Le repas est servi, la petite famille s’installe autour de la table. Maï raconte ses jours passés à l’école et elle rend son père fier. Il l’a regarde avec de grands yeux pétillants, et lorsqu’elle sourit il ne peut s’empêcher d’en faire autant. Ces femmes sont toute sa vie, il ne peut imaginer ce que serait son existence sans elles.
Les informations diffusent cette nouvelle en boucle : Panique dans le sud des Etats-Unis ! Cas de cannibalismes répertoriés ! Meurtres à grande échelle ! L’armée mobilisée pour endiguer cette vague de folie qui frappe les états voisins. Le bandeau d’urgence défile sans cesse sur le téléviseur alors que notre agent gouvernemental prend ses précautions en verrouillant les portes et les accès à la maison. Il jette un œil par les stores pour voir la situation dehors : tout semble normal. * Sans doute un cas isolé… * pense-t-il plus pour se rassurer qu’autre chose. Il envoie la petite au lit et il fait de même accompagné par sa douce moitié. Ils passèrent une nuit romantique d’étreintes charnelles et torrides. Qui aurait cru que cette nuit serait leur dernière ensemble… ?
• Le jour de l’épidémie.
Au petit matin, Tom se lève mais Suzan a déjà quitté le lit. Il la cherche du regard mais elle semble être en bas comme le laisse penser l’odeur de pancakes qui vient chatouiller ses narines. Il enfile un pantalon et descend les escaliers d’un pas léger comme pour surprendre la maisonnée. Maï est déjà habillée et joue à l’extérieur dans le jardin avec la petite voisine. Sue est aux fourneaux en train de terminer le petit déjeuner pour son mari. Celui-ci l’enserre de ses grands bras par derrière en venant coller son corps au sien comme pour puiser de sa chaleur humaine. Elle sourit puis l’embrasse amoureusement.

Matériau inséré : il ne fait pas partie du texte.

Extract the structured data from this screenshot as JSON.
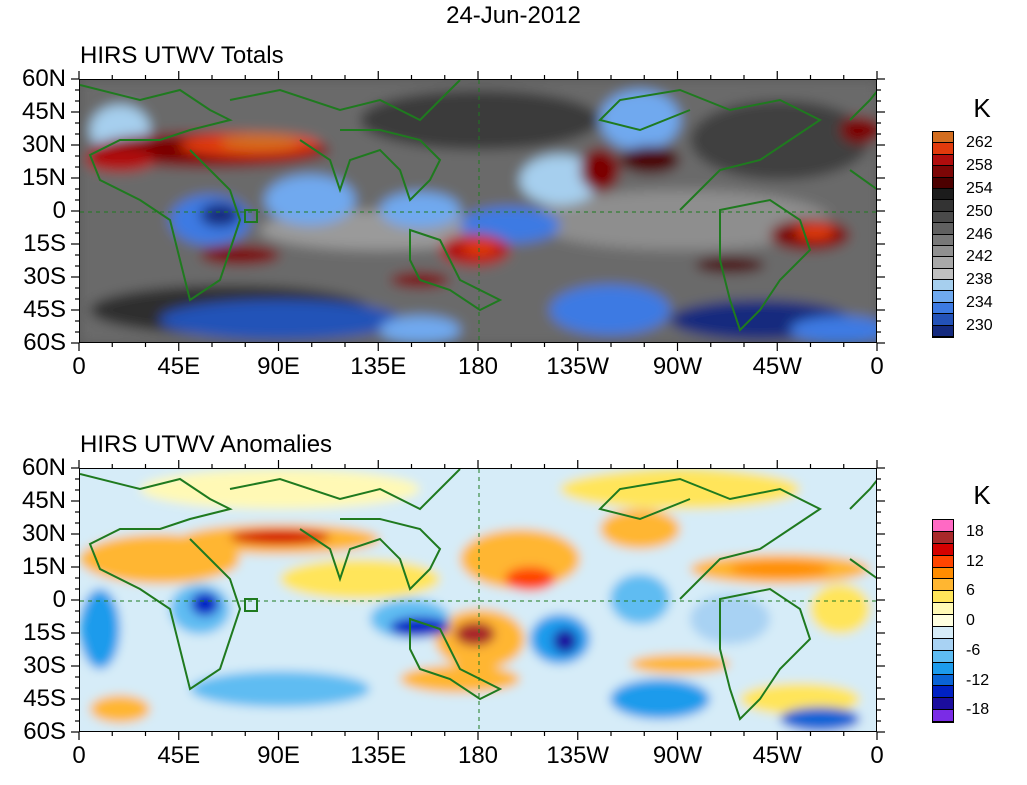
{
  "title": "24-Jun-2012",
  "lat_labels": [
    "60N",
    "45N",
    "30N",
    "15N",
    "0",
    "15S",
    "30S",
    "45S",
    "60S"
  ],
  "lon_labels": [
    "0",
    "45E",
    "90E",
    "135E",
    "180",
    "135W",
    "90W",
    "45W",
    "0"
  ],
  "colors": {
    "land": "#1f7a1f",
    "frame": "#000000"
  },
  "panels": [
    {
      "id": "totals",
      "title": "HIRS UTWV Totals",
      "units": "K",
      "colorbar": {
        "colors": [
          "#d36d1f",
          "#e13a0c",
          "#b00d0d",
          "#7c0606",
          "#4c0000",
          "#1c1c1c",
          "#333333",
          "#4a4a4a",
          "#606060",
          "#787878",
          "#909090",
          "#a8a8a8",
          "#c0c0c0",
          "#a6cfee",
          "#6fa9ef",
          "#3c7ae3",
          "#2352b8",
          "#142a7e"
        ],
        "labels": [
          "262",
          "258",
          "254",
          "250",
          "246",
          "242",
          "238",
          "234",
          "230"
        ]
      }
    },
    {
      "id": "anomalies",
      "title": "HIRS UTWV Anomalies",
      "units": "K",
      "colorbar": {
        "colors": [
          "#ff69c4",
          "#a8282a",
          "#d40000",
          "#ff4500",
          "#ff8c00",
          "#ffb631",
          "#ffe55a",
          "#fff9b5",
          "#ffffe0",
          "#d6ecf8",
          "#a8d2f3",
          "#5ebcf2",
          "#1c9bec",
          "#0a64d6",
          "#0021c4",
          "#1b0d9e",
          "#7a2ce6"
        ],
        "labels": [
          "18",
          "12",
          "6",
          "0",
          "-6",
          "-12",
          "-18"
        ]
      }
    }
  ]
}
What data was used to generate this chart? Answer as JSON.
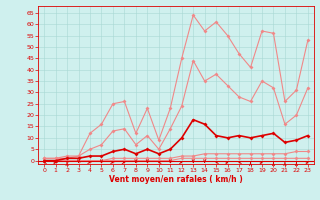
{
  "xlabel": "Vent moyen/en rafales ( km/h )",
  "xlim": [
    -0.5,
    23.5
  ],
  "ylim": [
    -1.5,
    68
  ],
  "yticks": [
    0,
    5,
    10,
    15,
    20,
    25,
    30,
    35,
    40,
    45,
    50,
    55,
    60,
    65
  ],
  "xticks": [
    0,
    1,
    2,
    3,
    4,
    5,
    6,
    7,
    8,
    9,
    10,
    11,
    12,
    13,
    14,
    15,
    16,
    17,
    18,
    19,
    20,
    21,
    22,
    23
  ],
  "bg_color": "#cff0ee",
  "dark_red": "#dd0000",
  "light_red": "#f08888",
  "x": [
    0,
    1,
    2,
    3,
    4,
    5,
    6,
    7,
    8,
    9,
    10,
    11,
    12,
    13,
    14,
    15,
    16,
    17,
    18,
    19,
    20,
    21,
    22,
    23
  ],
  "line_max": [
    1,
    1,
    2,
    2,
    12,
    16,
    25,
    26,
    12,
    23,
    9,
    23,
    45,
    64,
    57,
    61,
    55,
    47,
    41,
    57,
    56,
    26,
    31,
    53
  ],
  "line_p1std": [
    1,
    1,
    1,
    2,
    5,
    7,
    13,
    14,
    7,
    11,
    5,
    14,
    24,
    44,
    35,
    38,
    33,
    28,
    26,
    35,
    32,
    16,
    20,
    32
  ],
  "line_avg": [
    0,
    0,
    1,
    1,
    2,
    2,
    4,
    5,
    3,
    5,
    3,
    5,
    10,
    18,
    16,
    11,
    10,
    11,
    10,
    11,
    12,
    8,
    9,
    11
  ],
  "line_m1std": [
    0,
    0,
    0,
    0,
    0,
    0,
    1,
    1,
    1,
    1,
    1,
    1,
    2,
    2,
    3,
    3,
    3,
    3,
    3,
    3,
    3,
    3,
    4,
    4
  ],
  "line_min": [
    0,
    0,
    0,
    0,
    0,
    0,
    0,
    0,
    0,
    0,
    0,
    0,
    1,
    1,
    1,
    1,
    1,
    1,
    1,
    1,
    1,
    1,
    1,
    1
  ],
  "arrow_angles": [
    225,
    45,
    90,
    270,
    315,
    270,
    315,
    315,
    270,
    270,
    225,
    270,
    315,
    270,
    270,
    225,
    45,
    225,
    90,
    45,
    90,
    90,
    90,
    45
  ]
}
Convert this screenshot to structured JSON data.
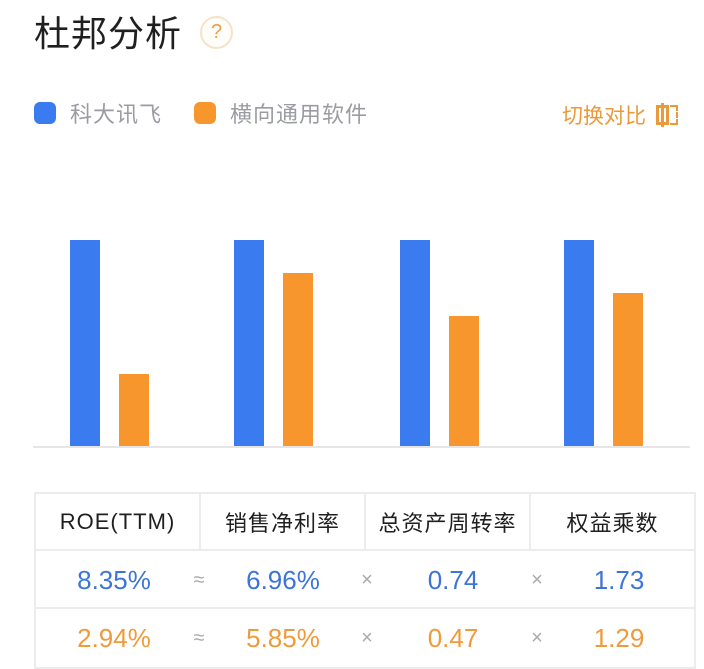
{
  "header": {
    "title": "杜邦分析",
    "help_icon": "question-circle-icon"
  },
  "legend": {
    "items": [
      {
        "label": "科大讯飞",
        "color": "#3a7bf0"
      },
      {
        "label": "横向通用软件",
        "color": "#f7962c"
      }
    ]
  },
  "switch_button": {
    "label": "切换对比",
    "icon": "switch-compare-icon"
  },
  "colors": {
    "primary": "#3a7bf0",
    "secondary": "#f7962c",
    "value_primary": "#3d74d8",
    "value_secondary": "#ee9b3c",
    "operator": "#aaaaaa"
  },
  "table": {
    "headers": [
      "ROE(TTM)",
      "销售净利率",
      "总资产周转率",
      "权益乘数"
    ],
    "operators": [
      "≈",
      "×",
      "×"
    ],
    "rows": [
      {
        "name": "科大讯飞",
        "values": [
          "8.35%",
          "6.96%",
          "0.74",
          "1.73"
        ]
      },
      {
        "name": "横向通用软件",
        "values": [
          "2.94%",
          "5.85%",
          "0.47",
          "1.29"
        ]
      }
    ]
  },
  "chart_data": {
    "type": "bar",
    "title": "杜邦分析",
    "categories": [
      "ROE(TTM)",
      "销售净利率",
      "总资产周转率",
      "权益乘数"
    ],
    "series": [
      {
        "name": "科大讯飞",
        "color": "#3a7bf0",
        "values": [
          8.35,
          6.96,
          0.74,
          1.73
        ]
      },
      {
        "name": "横向通用软件",
        "color": "#f7962c",
        "values": [
          2.94,
          5.85,
          0.47,
          1.29
        ]
      }
    ],
    "normalization": "per-category, max value = full height",
    "xlabel": "",
    "ylabel": "",
    "grid": false,
    "legend_position": "top-left"
  }
}
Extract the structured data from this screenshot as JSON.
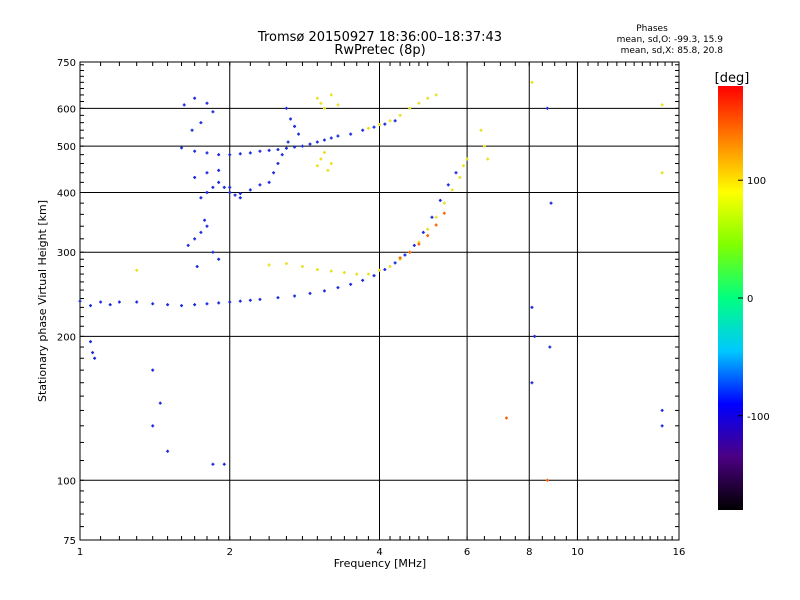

Une fois l’étreinte brisée, il va à la fenêtre pour apprécier la vue de sa fille qui s’amuse avec son amie… Mais… « Maï ? Maï… » Le père de famille se rue vers le porte qui mène à l’extérieur et toujours vêtu de son simple pantalon de pyjamas, il fonce soutenir sa fille qui semble en peine et qui se tient la main avec de grands signes de souffrance. Elle vient de se faire mordre sans savoir pourquoi par Ophélie la petite voisine. Mais à mieux y regarder, Tom s’aperçoit que la maison de la demoiselle est grande ouverte, que la fenêtre principale du salon est brisée… Quant à l’enfant elle-même… Elle a le teint blafard, d’immenses cernes et… il lui manque un morceau de joue ! Horrifié par cette vision, Tom attrape dans ses bras sa fille et fonce se réfugier chez lui. Il enferme la jeune fille dehors et pose sa fille sur le canapé en criant à Suzan de venir lui prodiguer les premiers soins pendant qu’il se prépare et qu’il va chercher son arme.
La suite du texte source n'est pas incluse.